In 2023, 20,221 jobs are available for police officers, representing 0.083% of all job postings, and 17% of current police officer jobs are held by women. The roles in law enforcement come with an average salary of $64,637.
Architect Barbie (2010)
In 2010, Mattel introduced us to Barbie with a blueprint. As Architect Barbie—complete with a scale model of her own Dream House—she inspires young minds to consider careers in architecture and design.
Now, in 2023, there are 10,565 job postings for architects, and women make up 28% of current architect jobs in the US. These positions constitute 0.043% of all job openings, with an enticing average salary of $114,815.
Game Developer Barbie (2016)
By 2016, Barbie had fully embraced the digital age. Game Developer Barbie, with her headphones, laptop, and tablet, encapsulates the creative world of game design, coding, and testing.
In the year 2023, while the demand for game developers is niche, it's a growing field with 687 job postings, making up 0.003% of all advertised positions. Those who enter this innovative industry can expect an average salary of $130,562.
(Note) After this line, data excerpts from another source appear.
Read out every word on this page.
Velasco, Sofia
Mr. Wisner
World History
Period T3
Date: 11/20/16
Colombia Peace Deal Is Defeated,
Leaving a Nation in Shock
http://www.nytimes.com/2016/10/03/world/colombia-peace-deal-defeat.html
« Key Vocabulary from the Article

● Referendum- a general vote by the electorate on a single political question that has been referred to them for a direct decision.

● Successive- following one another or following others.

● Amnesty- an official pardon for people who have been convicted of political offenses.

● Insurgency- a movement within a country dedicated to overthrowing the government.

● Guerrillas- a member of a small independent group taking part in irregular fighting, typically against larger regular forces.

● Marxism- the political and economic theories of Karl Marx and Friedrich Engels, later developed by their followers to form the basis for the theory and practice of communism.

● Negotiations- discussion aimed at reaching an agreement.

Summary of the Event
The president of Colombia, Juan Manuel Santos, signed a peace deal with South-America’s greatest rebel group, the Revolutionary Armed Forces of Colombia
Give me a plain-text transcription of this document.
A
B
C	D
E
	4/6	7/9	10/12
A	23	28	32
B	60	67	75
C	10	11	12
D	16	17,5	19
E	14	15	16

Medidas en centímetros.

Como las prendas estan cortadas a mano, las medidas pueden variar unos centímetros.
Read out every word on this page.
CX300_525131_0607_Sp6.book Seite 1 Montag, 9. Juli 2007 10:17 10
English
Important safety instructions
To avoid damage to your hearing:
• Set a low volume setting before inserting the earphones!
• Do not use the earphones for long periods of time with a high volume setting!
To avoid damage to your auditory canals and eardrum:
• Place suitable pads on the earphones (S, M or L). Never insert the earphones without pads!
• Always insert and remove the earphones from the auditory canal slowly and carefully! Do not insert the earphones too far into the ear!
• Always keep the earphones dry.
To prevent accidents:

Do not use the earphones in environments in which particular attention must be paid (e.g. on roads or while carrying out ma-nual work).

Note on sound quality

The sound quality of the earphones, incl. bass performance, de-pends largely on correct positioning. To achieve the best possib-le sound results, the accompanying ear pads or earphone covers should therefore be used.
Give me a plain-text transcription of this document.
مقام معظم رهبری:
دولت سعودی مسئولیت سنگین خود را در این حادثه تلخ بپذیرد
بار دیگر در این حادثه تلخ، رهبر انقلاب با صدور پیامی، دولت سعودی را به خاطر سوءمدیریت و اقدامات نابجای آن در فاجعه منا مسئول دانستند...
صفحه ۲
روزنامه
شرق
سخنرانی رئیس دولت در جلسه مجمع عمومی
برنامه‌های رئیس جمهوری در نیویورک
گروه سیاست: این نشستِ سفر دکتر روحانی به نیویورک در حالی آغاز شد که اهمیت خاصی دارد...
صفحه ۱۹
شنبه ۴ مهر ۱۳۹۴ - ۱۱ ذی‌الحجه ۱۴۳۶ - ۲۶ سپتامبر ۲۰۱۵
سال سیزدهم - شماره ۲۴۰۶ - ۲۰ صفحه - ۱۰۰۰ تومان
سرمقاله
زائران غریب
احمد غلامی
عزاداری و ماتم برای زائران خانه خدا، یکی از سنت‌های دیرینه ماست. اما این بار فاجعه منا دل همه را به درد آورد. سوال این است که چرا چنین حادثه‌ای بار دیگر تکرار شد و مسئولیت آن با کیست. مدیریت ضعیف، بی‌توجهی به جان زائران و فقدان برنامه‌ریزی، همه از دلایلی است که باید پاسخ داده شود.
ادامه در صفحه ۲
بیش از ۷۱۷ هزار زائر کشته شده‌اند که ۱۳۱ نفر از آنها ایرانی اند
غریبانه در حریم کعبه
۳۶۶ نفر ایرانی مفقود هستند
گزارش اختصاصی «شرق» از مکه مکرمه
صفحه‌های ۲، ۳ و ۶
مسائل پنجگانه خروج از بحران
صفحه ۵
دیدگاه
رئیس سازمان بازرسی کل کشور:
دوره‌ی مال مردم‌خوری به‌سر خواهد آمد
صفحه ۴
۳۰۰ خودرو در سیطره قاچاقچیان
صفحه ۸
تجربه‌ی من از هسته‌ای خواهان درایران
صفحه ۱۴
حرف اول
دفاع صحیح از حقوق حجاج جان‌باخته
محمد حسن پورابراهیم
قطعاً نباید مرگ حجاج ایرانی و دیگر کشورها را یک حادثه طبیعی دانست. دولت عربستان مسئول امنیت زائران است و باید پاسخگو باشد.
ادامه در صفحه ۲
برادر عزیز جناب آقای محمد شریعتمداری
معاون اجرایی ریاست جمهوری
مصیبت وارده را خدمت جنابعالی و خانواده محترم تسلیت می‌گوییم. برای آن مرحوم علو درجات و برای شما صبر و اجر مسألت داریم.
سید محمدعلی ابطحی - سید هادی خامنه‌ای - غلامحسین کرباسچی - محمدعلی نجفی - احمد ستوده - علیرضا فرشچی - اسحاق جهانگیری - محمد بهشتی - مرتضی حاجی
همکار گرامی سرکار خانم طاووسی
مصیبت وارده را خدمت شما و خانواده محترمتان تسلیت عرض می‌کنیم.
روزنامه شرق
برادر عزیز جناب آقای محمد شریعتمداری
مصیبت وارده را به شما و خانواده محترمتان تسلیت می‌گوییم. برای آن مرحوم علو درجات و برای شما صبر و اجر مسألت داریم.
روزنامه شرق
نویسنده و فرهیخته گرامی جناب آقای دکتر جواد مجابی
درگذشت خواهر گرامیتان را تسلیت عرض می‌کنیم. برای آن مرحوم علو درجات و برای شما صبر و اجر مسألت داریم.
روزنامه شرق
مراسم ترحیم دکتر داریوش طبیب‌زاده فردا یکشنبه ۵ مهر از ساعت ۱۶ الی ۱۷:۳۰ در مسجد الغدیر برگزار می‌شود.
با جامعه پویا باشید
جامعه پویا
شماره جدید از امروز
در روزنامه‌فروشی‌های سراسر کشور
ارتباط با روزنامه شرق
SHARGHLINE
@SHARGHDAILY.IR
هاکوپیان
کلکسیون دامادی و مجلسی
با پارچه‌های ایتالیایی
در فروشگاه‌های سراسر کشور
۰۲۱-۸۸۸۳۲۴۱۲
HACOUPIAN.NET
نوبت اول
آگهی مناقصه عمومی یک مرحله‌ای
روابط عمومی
Over the years, kids and collectors have seen the Mattel doll in hundreds of jobs, and Barbie has both reflected women’s participation in various careers as well as pushed the envelope on what people—and especially girls—think women can do. From designing eye-catching looks and the next great game to serving people in the skies and on the streets, Barbie has inspired generations to find their own best fit in the workforce. Of the roles Barbie has held, many are historically female-dominated, but as the world's view of women has blossomed, so have Barbie's representation of occupations. It's great to see this iconic toy showcase the many opportunities women have in 2023; now let's ensure she is getting equal pay for that same work, shall we?